La quiete e il paesaggio al confine con il Kol'skiy Zaliv sono un lontano ricordo. Da lunedì pomeriggio Tara è ormeggiata nel porto commerciale di Murmansk, in una zona dove le gru non si stancano mai di riempire o di svuotare i ventri delle grandi navi. Ci dovremmo quindi abituare al costante ronzio dei motori, ai colpi di catena nei contenitori, e al fischio della piccola locomotiva tricolore, felice ogni volta di fuggire per un momento a quel campo di polvere. Circondato da montagne di minerali di ferro e carbone, il ponte di Tara perderà gradualmente il suo biancore. Le nostre mani e scarpe iniziano ad assomigliare a quelle dei minatori.

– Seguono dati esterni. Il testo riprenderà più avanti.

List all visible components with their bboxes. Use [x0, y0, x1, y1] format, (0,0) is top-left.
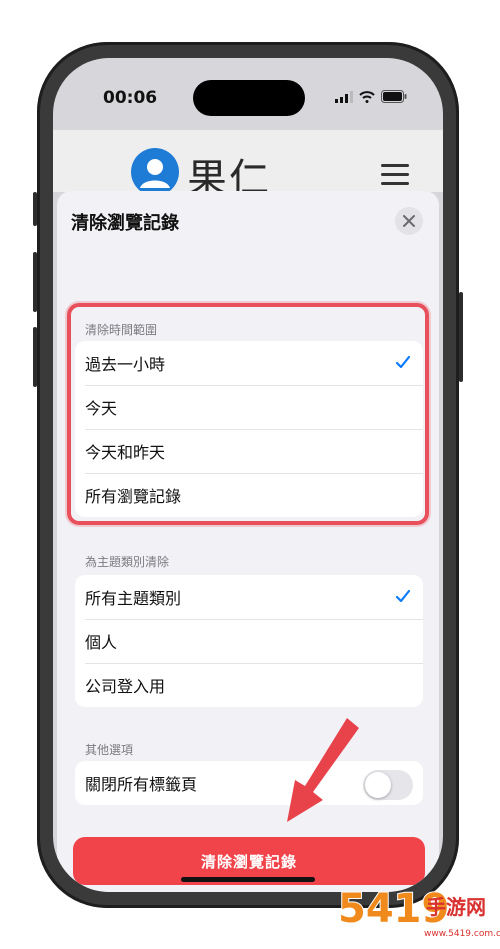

Tara rimarrà ferma sulla banchina numero 16 per cinque giorni. Fin dai primi momenti, ci siamo resi conto di quanto sarà difficile comunicare qui. Solo Vincent Le Pennec, un nostro assistente, e Celine, la nostra cuoca, avevano tentato, prima di partire per la spedizione, di imparare questa lingua. Ma, per la costernazione di tutto l'equipaggio, i due addetti hanno dimenticato quasi tutto! E la speranza di essere capiti in inglese è vana. L'episodio dell’ormeggio ha – in un certo grado - dell’epico. Ciascuno tirando le cime degli ormeggi dalla sua parte - gli ospiti sulla banchina, e noi, gli invitati, sul ponte. C'è mancato poco che scoppiasse una lite. Una cima in ogni mano, Marc Picheral è stato rimproverato senza potere nemmeno replicare, o eseguire l'ordine che gli era stato impartito in maniera secca. Fortunatamente, dopo aver attraccato la goletta correttamente, solo la tensione delle cime degli ormeggi si è accentuata, tutte le altre si sono disperse.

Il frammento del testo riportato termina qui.